Die verschenkende Liebe

24.12.2006

Bei einem Treffen von Geistesgeschwistern beim Knecht und nach einem Wort von Seiner Magd


Ihr Lieben, und nun noch über diese unwürdige Magd möchte Ich euch auch noch dazu eine Bekräftigung sprechen, ein weiteres Wort geben. Ihr Lieben, Ich bin die Liebe und Ich verschenke Mich, die Liebe. Und so ist die Liebe eben nicht die Eigenliebe, sondern die verschenkende Liebe.
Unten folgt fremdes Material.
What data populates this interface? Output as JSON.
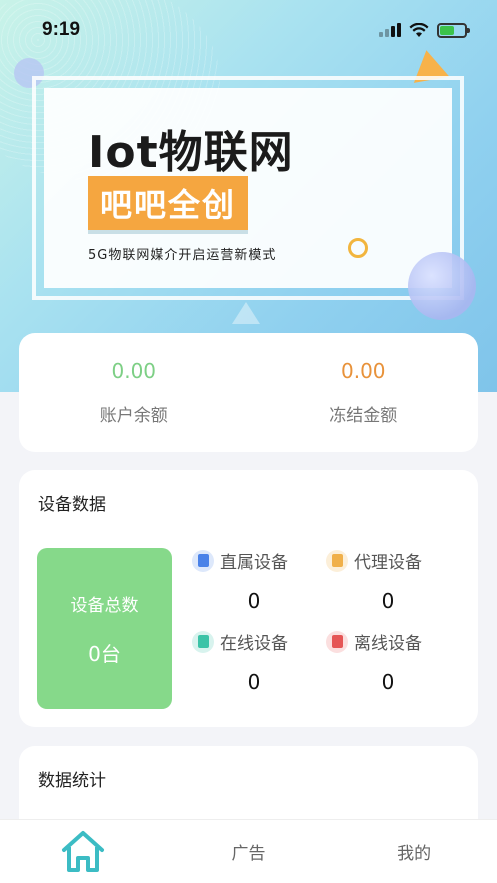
{
  "status_bar": {
    "time": "9:19",
    "battery_level": 0.6
  },
  "banner": {
    "title": "Iot物联网",
    "tag": "吧吧全创",
    "subtitle": "5G物联网媒介开启运营新模式"
  },
  "balance": {
    "account": {
      "value": "0.00",
      "label": "账户余额",
      "color": "#7dcf85"
    },
    "frozen": {
      "value": "0.00",
      "label": "冻结金额",
      "color": "#e8923a"
    }
  },
  "device": {
    "title": "设备数据",
    "total_label": "设备总数",
    "total_value": "0台",
    "stats": [
      {
        "label": "直属设备",
        "value": "0",
        "icon": "direct-device-icon",
        "color": "#4a82e8",
        "bg": "#dde8fb"
      },
      {
        "label": "代理设备",
        "value": "0",
        "icon": "agent-device-icon",
        "color": "#f0b04a",
        "bg": "#fcefd9"
      },
      {
        "label": "在线设备",
        "value": "0",
        "icon": "online-device-icon",
        "color": "#3cc3a7",
        "bg": "#d8f3ee"
      },
      {
        "label": "离线设备",
        "value": "0",
        "icon": "offline-device-icon",
        "color": "#e55656",
        "bg": "#fbdfdf"
      }
    ]
  },
  "stats_section": {
    "title": "数据统计"
  },
  "tabbar": {
    "home_icon": "home-icon",
    "ads": "广告",
    "mine": "我的",
    "active_color": "#3cbcc4"
  }
}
Die Liebe, die ihr an eure Nächsten verschenkt, wie ihr Mich weitergebt, Wie ihr unterstützt, wie ihr helft, wie ihr Worte von Mir weitergebt. Und wie ihr durch Mich heilt, befreit und weiterführt und eure Lieben umarmt mit der Liebe aus Mir und nicht aus eurer Eigenliebe heraus. Dass ihr nicht empfangen wollt, sondern dass ihr Mich schenken wollt.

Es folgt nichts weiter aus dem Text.